IndicoDataSolutions / finetune

Scikit-learn style model finetuning for NLP
https://finetune.indico.io
Mozilla Public License 2.0
700 stars 81 forks source link

Numerical features #63

Closed mikkelam closed 5 years ago

mikkelam commented 6 years ago

Sorry if this is a stupid question..

I'm curious if it's possible to have numerical features using this model? The documentation says that X should be an array of text.

Thanks for your time and really nice project

benleetownsend commented 6 years ago

It is required for the model to take text as input as pre-trained weights are used that are highly specific to the vocabulary and tokenization methods. There is a possibility to return numerical feature output via the .featurize method to get a sequence embedding if this is what you meant?

If you'd like to outline a bit more of how you wish to use this system I'm happy to discuss whether this system would be a good fit and how you might go about achieving the goal.

mikkelam commented 6 years ago

Right, i'm not sure i understand the featurize function correctly..
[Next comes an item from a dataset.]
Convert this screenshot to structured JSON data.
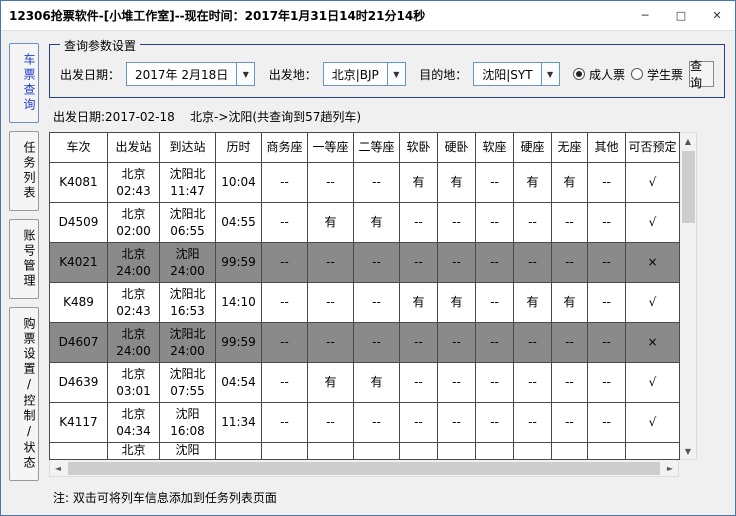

I'm working with negotiaton happening over text and trying to classify that text into various classes

example:

I would like to offer $5000 for your item with the label: offer

Though it has some other features other than the text i'd like to include such as currency=USD and offer_amount=5000 (which i use named entity recognition to extract). Could also have other features such as the time the message was sent as a timestamp.

I'm currently using basic NLP techniques, to solve it but I'd like to try out state of the art ULM such as your library

benleetownsend commented 6 years ago

You have a few options for this, firstly I’d say that your best bet is to start with classifying end-to-end without the additional features, especially if these features were initially extracted from the raw text. You can look at the stanford sentiment example in finetune/datasets for an example of how to do this.
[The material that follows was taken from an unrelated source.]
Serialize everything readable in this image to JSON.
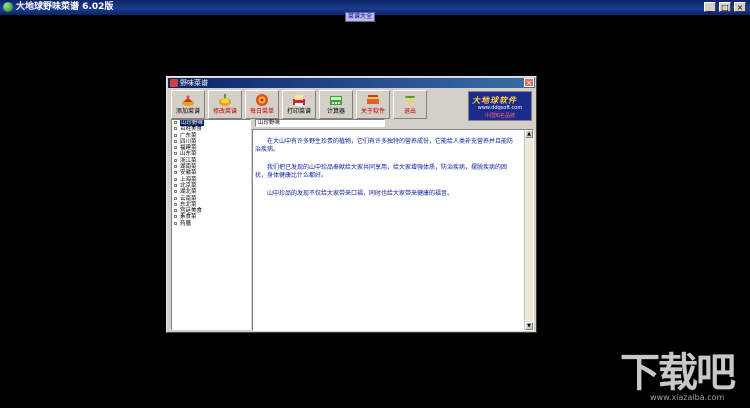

If you believe that it is absolutely necessary to include these features, you have a few options, these are potentially quite involved as it is something we do not currently support.

It would be a case of routing the raw additional features through to the classifier module. If this is something you are interested in we can discuss how you would do this.

Another option that is less involved in our codebase but requires more work in general would be as follows:

Thank you for the interest in this project.

benleetownsend commented 6 years ago

@mikkelam Wondering how you're getting on with this?

mikkelam commented 6 years ago

Hi benleetownsend,

I'm actually on vacation. But thank you for that long reply. I like your first approach and believe this is what I'll be doing. But like you said, I can start by testing without these additional features, it might not be necessary, though i suspect otherwise

madisonmay commented 6 years ago

@mikkelam did you ever get a chance to try this out?

madisonmay commented 5 years ago

Closing for now. Feel free to re-open @mikkelam if you have further questions.